Gradient question

Hello pytorch community,

Consider a neural network N_\theta(x) which outputs y. Then consider an iterative method F applied on y that outputs z.

I need to calculate a loss which is L(\theta) = |z_real - z_prediction|. However, the gradients can not flow through F as it is an iterative method (as far as my limited understanding goes).

If I would represent the gradient flow from z to x I would have:

d z/d_\theta z = d_z/d_y d_y/d_\theta

What should I do with the term d_z/d_y? Is it possible to put it to 1 somehow?

Thanks in advance.

If F is backpropagable then they will go through F.

Think that your big graph is:
y -->F_iter(y)–>z
But it can be decomposed in
y -->F(y)–>z_1–>F(z_1)–>z_2–>F(z_2)–>…–>z_n–>F(z_n)–>z
Where you have all upstream and downstream gradients.

And so Dz/Dy will be computed via chain rule as any other op in pytorch. You can in fact check it by calling your iterative function with a random vector, suming the output to obtain a scalar and then backprop it up to the random tensor and check wheter it has a gradient or not.

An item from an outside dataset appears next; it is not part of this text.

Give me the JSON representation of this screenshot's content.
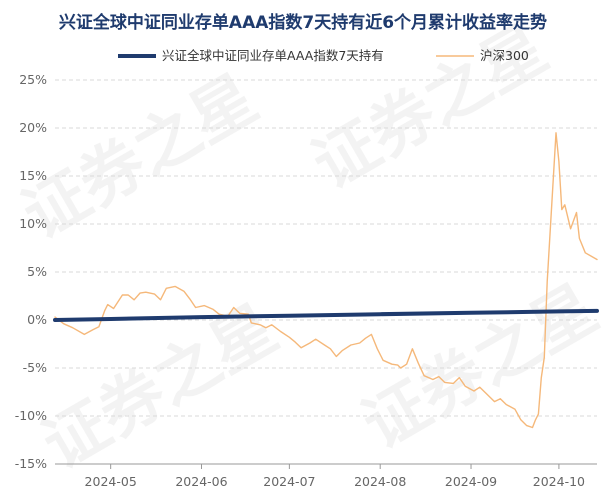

Unfortunatedly, F is not backpropagable in this case. I wonder:

  1. What would happen if I just set Dz/Dy just to one (in a theoretical sense)?
  2. Is it possible to do that in pytorch? Perhaps, I could just get Dy/Dtheta and then multiply by z_target-z_prediction.

Can you share a minimal reproducible error of this? It’ll be easier for people to help if they have a code snippet they can visualize and correct themselves!